Prende corpo il protocollo firmato lo scorso primo giugno:
https://cnoas.org/infanzia-e-adolescenza-protocollo-polizia-di-stato-agia-cnoas/
tra Polizia di Stato, Autorità Garante per l’Infanzia e l’adolescenza e il Consiglio Nazionale dell’Ordine degli Assistenti sociali che affronta una materia delicata che spesso suscita speculazioni e porta con sé dolore e incomprensioni qual è quella dell’allontanamento con la forza pubblica di bambini e adolescenti.
Si è insediato oggi, ospitato dal CNEL, il tavolo convocato dall’Agia che definirà le linee guida che, partendo dalle buone prassi, comporranno indirizzi validi in ogni parte d’Italia e frutto di cultura e conoscenza.
“Condividiamo pienamente il percorso illustrato dall’Autorità Garante, Carla Garlatti – ha spiegato il presidente Cnoas, Gianmario Gazzi – e sottolineiamo fin da ora l’importanza di coinvolgere gli Enti Locali, a cominciare dai sindaci e le altre professioni che intervengono in questa delicata materia. Dobbiamo lavorare per affrontare il tema del sostegno alle famiglie e della costruzione delle condizioni per il rientro del minore nel nucleo d’origine. Possiamo farlo soltanto mettendo in comune e comprendendo davvero i percorsi formativi, le conoscenze, i ruoli e i linguaggi”.

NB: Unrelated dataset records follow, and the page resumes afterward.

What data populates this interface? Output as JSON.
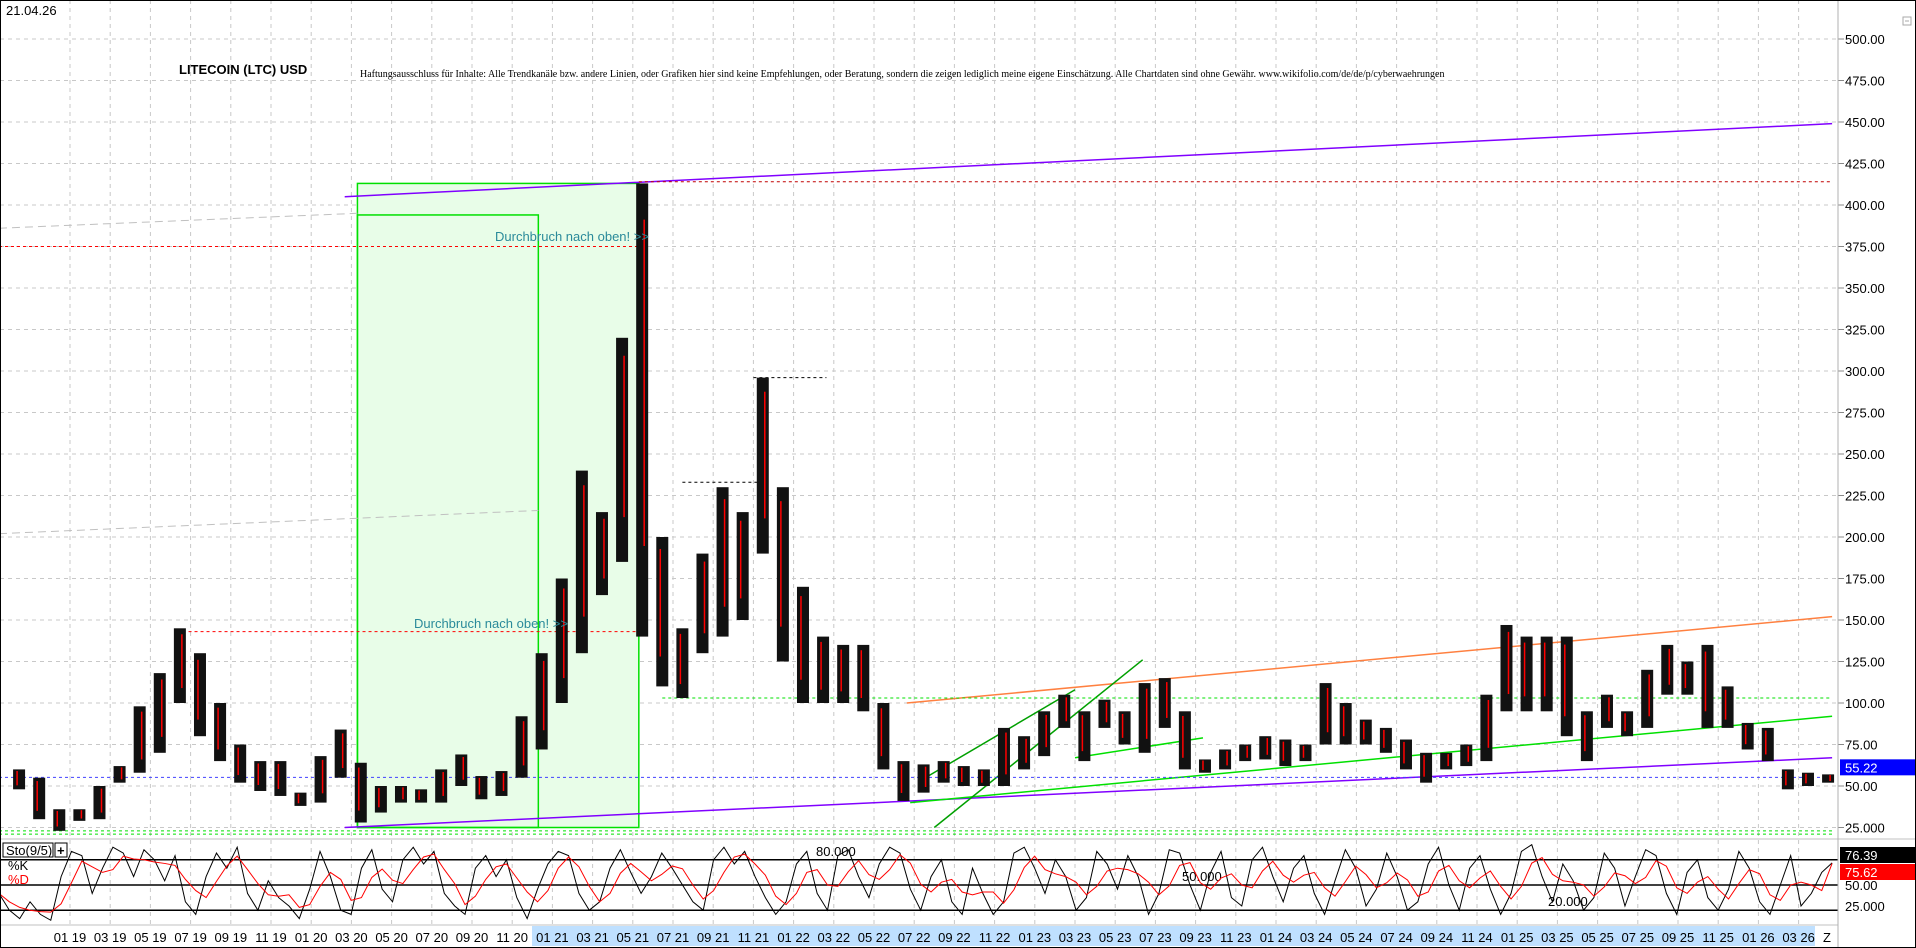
{
  "header": {
    "date": "21.04.26",
    "title": "LITECOIN (LTC) USD",
    "disclaimer": "Haftungsausschluss für Inhalte: Alle Trendkanäle bzw. andere Linien, oder Grafiken hier sind keine Empfehlungen, oder Beratung, sondern die zeigen lediglich meine eigene Einschätzung. Alle Chartdaten sind ohne Gewähr.  www.wikifolio.com/de/de/p/cyberwaehrungen"
  },
  "annotations_text": [
    "Durchbruch nach oben! >>",
    "Durchbruch nach oben! >>"
  ],
  "chart_data": [
    {
      "type": "bar",
      "title": "LITECOIN (LTC) USD",
      "ylim": [
        25,
        500
      ],
      "grid": true,
      "y_ticks": [
        "500.00",
        "475.00",
        "450.00",
        "425.00",
        "400.00",
        "375.00",
        "350.00",
        "325.00",
        "300.00",
        "275.00",
        "250.00",
        "225.00",
        "200.00",
        "175.00",
        "150.00",
        "125.00",
        "100.00",
        "75.00",
        "50.00",
        "25.000"
      ],
      "x_ticks": [
        "01 19",
        "03 19",
        "05 19",
        "07 19",
        "09 19",
        "11 19",
        "01 20",
        "03 20",
        "05 20",
        "07 20",
        "09 20",
        "11 20",
        "01 21",
        "03 21",
        "05 21",
        "07 21",
        "09 21",
        "11 21",
        "01 22",
        "03 22",
        "05 22",
        "07 22",
        "09 22",
        "11 22",
        "01 23",
        "03 23",
        "05 23",
        "07 23",
        "09 23",
        "11 23",
        "01 24",
        "03 24",
        "05 24",
        "07 24",
        "09 24",
        "11 24",
        "01 25",
        "03 25",
        "05 25",
        "07 25",
        "09 25",
        "11 25",
        "01 26",
        "03 26",
        "Z"
      ],
      "last_price": "55.22",
      "last_price_color": "#0000ff",
      "bars": [
        {
          "m": "2018-10",
          "h": 60,
          "l": 48
        },
        {
          "m": "2018-11",
          "h": 55,
          "l": 30
        },
        {
          "m": "2018-12",
          "h": 36,
          "l": 23
        },
        {
          "m": "2019-01",
          "h": 36,
          "l": 29
        },
        {
          "m": "2019-02",
          "h": 50,
          "l": 30
        },
        {
          "m": "2019-03",
          "h": 62,
          "l": 52
        },
        {
          "m": "2019-04",
          "h": 98,
          "l": 58
        },
        {
          "m": "2019-05",
          "h": 118,
          "l": 70
        },
        {
          "m": "2019-06",
          "h": 145,
          "l": 100
        },
        {
          "m": "2019-07",
          "h": 130,
          "l": 80
        },
        {
          "m": "2019-08",
          "h": 100,
          "l": 65
        },
        {
          "m": "2019-09",
          "h": 75,
          "l": 52
        },
        {
          "m": "2019-10",
          "h": 65,
          "l": 47
        },
        {
          "m": "2019-11",
          "h": 65,
          "l": 44
        },
        {
          "m": "2019-12",
          "h": 46,
          "l": 38
        },
        {
          "m": "2020-01",
          "h": 68,
          "l": 40
        },
        {
          "m": "2020-02",
          "h": 84,
          "l": 55
        },
        {
          "m": "2020-03",
          "h": 64,
          "l": 28
        },
        {
          "m": "2020-04",
          "h": 50,
          "l": 34
        },
        {
          "m": "2020-05",
          "h": 50,
          "l": 40
        },
        {
          "m": "2020-06",
          "h": 48,
          "l": 40
        },
        {
          "m": "2020-07",
          "h": 60,
          "l": 40
        },
        {
          "m": "2020-08",
          "h": 69,
          "l": 50
        },
        {
          "m": "2020-09",
          "h": 56,
          "l": 42
        },
        {
          "m": "2020-10",
          "h": 59,
          "l": 44
        },
        {
          "m": "2020-11",
          "h": 92,
          "l": 55
        },
        {
          "m": "2020-12",
          "h": 130,
          "l": 72
        },
        {
          "m": "2021-01",
          "h": 175,
          "l": 100
        },
        {
          "m": "2021-02",
          "h": 240,
          "l": 130
        },
        {
          "m": "2021-03",
          "h": 215,
          "l": 165
        },
        {
          "m": "2021-04",
          "h": 320,
          "l": 185
        },
        {
          "m": "2021-05",
          "h": 413,
          "l": 140
        },
        {
          "m": "2021-06",
          "h": 200,
          "l": 110
        },
        {
          "m": "2021-07",
          "h": 145,
          "l": 103
        },
        {
          "m": "2021-08",
          "h": 190,
          "l": 130
        },
        {
          "m": "2021-09",
          "h": 230,
          "l": 140
        },
        {
          "m": "2021-10",
          "h": 215,
          "l": 150
        },
        {
          "m": "2021-11",
          "h": 296,
          "l": 190
        },
        {
          "m": "2021-12",
          "h": 230,
          "l": 125
        },
        {
          "m": "2022-01",
          "h": 170,
          "l": 100
        },
        {
          "m": "2022-02",
          "h": 140,
          "l": 100
        },
        {
          "m": "2022-03",
          "h": 135,
          "l": 100
        },
        {
          "m": "2022-04",
          "h": 135,
          "l": 95
        },
        {
          "m": "2022-05",
          "h": 100,
          "l": 60
        },
        {
          "m": "2022-06",
          "h": 65,
          "l": 41
        },
        {
          "m": "2022-07",
          "h": 63,
          "l": 46
        },
        {
          "m": "2022-08",
          "h": 65,
          "l": 52
        },
        {
          "m": "2022-09",
          "h": 62,
          "l": 50
        },
        {
          "m": "2022-10",
          "h": 60,
          "l": 50
        },
        {
          "m": "2022-11",
          "h": 85,
          "l": 50
        },
        {
          "m": "2022-12",
          "h": 80,
          "l": 60
        },
        {
          "m": "2023-01",
          "h": 95,
          "l": 68
        },
        {
          "m": "2023-02",
          "h": 105,
          "l": 85
        },
        {
          "m": "2023-03",
          "h": 95,
          "l": 65
        },
        {
          "m": "2023-04",
          "h": 102,
          "l": 85
        },
        {
          "m": "2023-05",
          "h": 95,
          "l": 75
        },
        {
          "m": "2023-06",
          "h": 112,
          "l": 70
        },
        {
          "m": "2023-07",
          "h": 115,
          "l": 85
        },
        {
          "m": "2023-08",
          "h": 95,
          "l": 60
        },
        {
          "m": "2023-09",
          "h": 66,
          "l": 58
        },
        {
          "m": "2023-10",
          "h": 72,
          "l": 60
        },
        {
          "m": "2023-11",
          "h": 75,
          "l": 65
        },
        {
          "m": "2023-12",
          "h": 80,
          "l": 66
        },
        {
          "m": "2024-01",
          "h": 78,
          "l": 62
        },
        {
          "m": "2024-02",
          "h": 75,
          "l": 65
        },
        {
          "m": "2024-03",
          "h": 112,
          "l": 75
        },
        {
          "m": "2024-04",
          "h": 100,
          "l": 75
        },
        {
          "m": "2024-05",
          "h": 90,
          "l": 75
        },
        {
          "m": "2024-06",
          "h": 85,
          "l": 70
        },
        {
          "m": "2024-07",
          "h": 78,
          "l": 60
        },
        {
          "m": "2024-08",
          "h": 70,
          "l": 52
        },
        {
          "m": "2024-09",
          "h": 70,
          "l": 60
        },
        {
          "m": "2024-10",
          "h": 75,
          "l": 62
        },
        {
          "m": "2024-11",
          "h": 105,
          "l": 65
        },
        {
          "m": "2024-12",
          "h": 147,
          "l": 95
        },
        {
          "m": "2025-01",
          "h": 140,
          "l": 95
        },
        {
          "m": "2025-02",
          "h": 140,
          "l": 95
        },
        {
          "m": "2025-03",
          "h": 140,
          "l": 80
        },
        {
          "m": "2025-04",
          "h": 95,
          "l": 65
        },
        {
          "m": "2025-05",
          "h": 105,
          "l": 85
        },
        {
          "m": "2025-06",
          "h": 95,
          "l": 80
        },
        {
          "m": "2025-07",
          "h": 120,
          "l": 85
        },
        {
          "m": "2025-08",
          "h": 135,
          "l": 105
        },
        {
          "m": "2025-09",
          "h": 125,
          "l": 105
        },
        {
          "m": "2025-10",
          "h": 135,
          "l": 85
        },
        {
          "m": "2025-11",
          "h": 110,
          "l": 85
        },
        {
          "m": "2025-12",
          "h": 88,
          "l": 72
        },
        {
          "m": "2026-01",
          "h": 85,
          "l": 65
        },
        {
          "m": "2026-02",
          "h": 60,
          "l": 48
        },
        {
          "m": "2026-03",
          "h": 58,
          "l": 50
        },
        {
          "m": "2026-04",
          "h": 57,
          "l": 52
        }
      ],
      "lines": [
        {
          "color": "#8000ff",
          "style": "solid",
          "from": [
            "2020-02-21",
            25
          ],
          "to": [
            "2026-04-21",
            67
          ]
        },
        {
          "color": "#8000ff",
          "style": "solid",
          "from": [
            "2020-02-21",
            405
          ],
          "to": [
            "2026-04-21",
            449
          ]
        },
        {
          "color": "#ff8040",
          "style": "solid",
          "from": [
            "2022-06-20",
            100
          ],
          "to": [
            "2026-04-21",
            152
          ]
        },
        {
          "color": "#00e000",
          "style": "solid",
          "from": [
            "2022-06-25",
            40
          ],
          "to": [
            "2026-04-21",
            92
          ]
        },
        {
          "color": "#00a000",
          "style": "solid",
          "from": [
            "2022-08-01",
            25
          ],
          "to": [
            "2023-06-12",
            126
          ]
        },
        {
          "color": "#00a000",
          "style": "solid",
          "from": [
            "2022-07-22",
            56
          ],
          "to": [
            "2023-03-01",
            108
          ]
        },
        {
          "color": "#00e000",
          "style": "solid",
          "from": [
            "2023-03-01",
            67
          ],
          "to": [
            "2023-09-12",
            79
          ]
        },
        {
          "color": "#c0c0c0",
          "style": "dashed",
          "from": [
            "2018-09-15",
            386
          ],
          "to": [
            "2020-03-10",
            395
          ]
        },
        {
          "color": "#c0c0c0",
          "style": "dashed",
          "from": [
            "2018-09-15",
            202
          ],
          "to": [
            "2020-12-10",
            216
          ]
        },
        {
          "color": "#ff0000",
          "style": "dotted",
          "from": [
            "2018-09-15",
            375
          ],
          "to": [
            "2021-05-10",
            375
          ]
        },
        {
          "color": "#ff0000",
          "style": "dotted",
          "from": [
            "2019-06-10",
            143
          ],
          "to": [
            "2021-05-15",
            143
          ]
        },
        {
          "color": "#c00000",
          "style": "dotted",
          "from": [
            "2021-05-10",
            414
          ],
          "to": [
            "2026-04-21",
            414
          ]
        },
        {
          "color": "#000000",
          "style": "dotted",
          "from": [
            "2021-11-01",
            296
          ],
          "to": [
            "2022-02-20",
            296
          ]
        },
        {
          "color": "#000000",
          "style": "dotted",
          "from": [
            "2021-07-15",
            233
          ],
          "to": [
            "2021-11-10",
            233
          ]
        },
        {
          "color": "#00e000",
          "style": "dotted",
          "from": [
            "2021-06-15",
            103
          ],
          "to": [
            "2026-04-21",
            103
          ]
        },
        {
          "color": "#00e000",
          "style": "dotted",
          "from": [
            "2018-09-15",
            23
          ],
          "to": [
            "2026-04-21",
            23
          ]
        },
        {
          "color": "#00e000",
          "style": "dotted",
          "from": [
            "2018-09-15",
            21
          ],
          "to": [
            "2026-04-21",
            21
          ]
        },
        {
          "color": "#4040ff",
          "style": "dotted",
          "from": [
            "2018-09-15",
            55.22
          ],
          "to": [
            "2026-04-21",
            55.22
          ]
        }
      ],
      "boxes": [
        {
          "from": [
            "2020-03-10",
            25
          ],
          "to": [
            "2021-05-10",
            413
          ],
          "stroke": "#00e000",
          "fill": "#e8fde8"
        },
        {
          "from": [
            "2020-03-10",
            25
          ],
          "to": [
            "2020-12-10",
            394
          ],
          "stroke": "#00e000",
          "fill": "none"
        }
      ]
    },
    {
      "type": "line",
      "title": "Sto(9/5)",
      "ylim": [
        0,
        100
      ],
      "levels": [
        {
          "value": 80,
          "label": "80.000"
        },
        {
          "value": 50,
          "label": "50.000"
        },
        {
          "value": 20,
          "label": "20.000"
        }
      ],
      "y_ticks": [
        "50.00",
        "25.000"
      ],
      "series": [
        {
          "name": "%K",
          "color": "#000000",
          "last": "76.39",
          "values": [
            40,
            20,
            10,
            30,
            15,
            8,
            60,
            90,
            85,
            40,
            70,
            95,
            88,
            60,
            92,
            80,
            55,
            85,
            30,
            15,
            60,
            88,
            70,
            95,
            40,
            20,
            55,
            35,
            25,
            10,
            45,
            90,
            60,
            20,
            15,
            70,
            92,
            45,
            30,
            80,
            95,
            75,
            90,
            40,
            25,
            15,
            70,
            85,
            60,
            80,
            35,
            10,
            45,
            75,
            90,
            85,
            40,
            20,
            30,
            70,
            92,
            65,
            40,
            60,
            88,
            70,
            50,
            30,
            20,
            80,
            95,
            75,
            90,
            60,
            35,
            15,
            30,
            75,
            90,
            40,
            20,
            85,
            92,
            60,
            35,
            75,
            95,
            88,
            45,
            20,
            60,
            80,
            30,
            15,
            70,
            40,
            15,
            30,
            88,
            95,
            70,
            40,
            80,
            60,
            20,
            35,
            90,
            75,
            45,
            85,
            60,
            15,
            40,
            92,
            88,
            50,
            20,
            65,
            90,
            35,
            25,
            80,
            95,
            60,
            30,
            70,
            85,
            40,
            15,
            55,
            92,
            70,
            25,
            45,
            88,
            60,
            20,
            30,
            75,
            95,
            50,
            20,
            70,
            85,
            45,
            15,
            40,
            90,
            98,
            60,
            30,
            75,
            55,
            20,
            35,
            88,
            70,
            25,
            60,
            92,
            85,
            40,
            15,
            65,
            80,
            35,
            20,
            45,
            90,
            70,
            30,
            15,
            50,
            85,
            25,
            40,
            65,
            76.39
          ]
        },
        {
          "name": "%D",
          "color": "#ff0000",
          "last": "75.62"
        }
      ]
    }
  ]
}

“Abbiamo già cominciato a lavorare – ha aggiungo la vicepresidente Barbara Rosina – coinvolgendo i Croas che ci hanno fornito suggerimenti di buone prassi che vogliamo condividere”.
Alla seduta di oggi, hanno preso parte anche il prefetto Maria Luisa Pellizzari, vicedirettore generale della Pubblica Sicurezza con funzioni vicarie, il direttore del servizio centrale anticrimine Giuseppe Linares, il primo dirigente della Polizia di Stato Marina Contino, il commissario capo Elvira Tassone, la coordinatrice dell’Agia Cristiana Corinaldesi e il consigliere Cnoas Erika Tognaccini.
Il prossimo appuntamento è per la fine di settembre.